Be bigger than your brand

Consumers today expect a lot out of brands. Beyond quality and reliability, they want utility and higher order benefits. In pharma, that means if you can’t cure what ails them, you can find ways to cure the challenges the come with the ailment.

Wavio “See Sound”

This brilliant product was actually created by an ad agency to address an unmet need in the deaf community. The device helps deaf people actually see noise by using AI technology to recognize over 70 different sounds (fire alarm, doorbell, a crying baby) and send a text message to a smart device.
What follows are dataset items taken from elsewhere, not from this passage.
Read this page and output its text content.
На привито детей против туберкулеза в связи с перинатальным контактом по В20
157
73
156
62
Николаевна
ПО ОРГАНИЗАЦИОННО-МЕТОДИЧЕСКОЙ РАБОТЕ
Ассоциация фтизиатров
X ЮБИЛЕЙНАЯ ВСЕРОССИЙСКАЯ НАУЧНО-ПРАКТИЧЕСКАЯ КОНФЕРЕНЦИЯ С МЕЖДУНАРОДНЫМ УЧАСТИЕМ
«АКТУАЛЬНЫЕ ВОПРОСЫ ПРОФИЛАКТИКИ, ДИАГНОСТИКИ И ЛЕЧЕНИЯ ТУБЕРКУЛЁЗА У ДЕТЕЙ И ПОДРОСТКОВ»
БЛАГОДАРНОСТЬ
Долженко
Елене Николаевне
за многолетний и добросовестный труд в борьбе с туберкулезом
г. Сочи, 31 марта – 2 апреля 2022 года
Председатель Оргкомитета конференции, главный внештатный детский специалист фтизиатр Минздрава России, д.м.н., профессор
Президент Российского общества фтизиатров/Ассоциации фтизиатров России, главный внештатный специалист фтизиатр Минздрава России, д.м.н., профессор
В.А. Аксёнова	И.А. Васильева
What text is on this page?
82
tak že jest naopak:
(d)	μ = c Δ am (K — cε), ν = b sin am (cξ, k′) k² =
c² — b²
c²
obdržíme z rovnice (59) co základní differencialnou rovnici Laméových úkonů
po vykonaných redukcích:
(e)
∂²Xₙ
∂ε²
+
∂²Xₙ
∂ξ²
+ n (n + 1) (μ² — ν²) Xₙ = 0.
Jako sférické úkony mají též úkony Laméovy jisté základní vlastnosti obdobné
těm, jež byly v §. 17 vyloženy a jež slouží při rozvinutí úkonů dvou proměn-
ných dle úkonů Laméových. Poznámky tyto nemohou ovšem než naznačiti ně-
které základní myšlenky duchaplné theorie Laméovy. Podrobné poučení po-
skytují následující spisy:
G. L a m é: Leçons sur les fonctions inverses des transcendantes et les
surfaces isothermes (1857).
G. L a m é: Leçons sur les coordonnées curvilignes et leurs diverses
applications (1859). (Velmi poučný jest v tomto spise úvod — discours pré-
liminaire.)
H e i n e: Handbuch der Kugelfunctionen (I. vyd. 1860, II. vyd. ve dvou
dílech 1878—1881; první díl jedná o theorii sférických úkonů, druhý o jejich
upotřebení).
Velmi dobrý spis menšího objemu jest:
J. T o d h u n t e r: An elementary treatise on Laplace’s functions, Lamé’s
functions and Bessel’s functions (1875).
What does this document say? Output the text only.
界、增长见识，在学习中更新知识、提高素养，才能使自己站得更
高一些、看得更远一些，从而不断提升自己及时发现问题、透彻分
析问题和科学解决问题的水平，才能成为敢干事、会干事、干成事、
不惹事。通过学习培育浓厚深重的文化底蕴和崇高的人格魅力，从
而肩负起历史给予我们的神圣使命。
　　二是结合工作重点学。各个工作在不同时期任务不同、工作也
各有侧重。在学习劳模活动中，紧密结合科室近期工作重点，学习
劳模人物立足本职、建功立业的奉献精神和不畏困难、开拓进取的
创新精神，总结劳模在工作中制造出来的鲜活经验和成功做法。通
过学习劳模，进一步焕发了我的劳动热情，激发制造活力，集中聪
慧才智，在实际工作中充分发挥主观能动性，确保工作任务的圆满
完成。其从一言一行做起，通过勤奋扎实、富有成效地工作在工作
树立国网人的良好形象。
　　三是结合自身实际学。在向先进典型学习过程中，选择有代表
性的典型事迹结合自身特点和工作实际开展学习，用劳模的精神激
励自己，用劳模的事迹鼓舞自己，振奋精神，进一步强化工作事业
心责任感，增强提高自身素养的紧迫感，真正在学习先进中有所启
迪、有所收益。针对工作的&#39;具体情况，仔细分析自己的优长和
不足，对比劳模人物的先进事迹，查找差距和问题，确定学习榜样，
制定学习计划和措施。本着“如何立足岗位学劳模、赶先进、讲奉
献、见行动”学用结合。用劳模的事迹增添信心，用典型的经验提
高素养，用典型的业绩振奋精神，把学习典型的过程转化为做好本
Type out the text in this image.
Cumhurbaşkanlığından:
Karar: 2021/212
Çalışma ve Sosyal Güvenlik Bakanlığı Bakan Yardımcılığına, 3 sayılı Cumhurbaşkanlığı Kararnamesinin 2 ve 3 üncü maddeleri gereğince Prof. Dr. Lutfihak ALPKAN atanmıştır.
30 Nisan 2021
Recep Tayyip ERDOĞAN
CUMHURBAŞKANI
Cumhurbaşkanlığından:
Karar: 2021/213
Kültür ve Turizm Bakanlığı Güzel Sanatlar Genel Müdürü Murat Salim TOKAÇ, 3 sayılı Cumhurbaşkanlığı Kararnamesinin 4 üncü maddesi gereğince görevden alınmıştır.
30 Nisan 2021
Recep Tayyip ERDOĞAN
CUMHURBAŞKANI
Eli Lilly “Get Up Alarm Clock”

For cancer patients going through chemotherapy, there are days when it can be hard finding the motivation to just get out of bed. While Eli Lily certainly has products to help fight the disease, they recognized that there was so much more to the patients’ lives. So, they created an alarm clock that projects words and images of loved ones on the ceiling, providing every patient a reason to get up each day and keep fighting.

There were many more themes coming out of the south of France that could be applicable to our day-to-day work – accessibility, inclusivity, humanity, empathy, sustainability, equality, partnership. The above is meant as thought starters and the beginnings of conversations. I hope you enjoyed them and found them inspiring.

And for those who have never been to Cannes, I highly encourage you to go sometime. I promise you it’s not a boondoggle. It is some of the most inspiring, motivating, thought-provoking time you will spend in this business.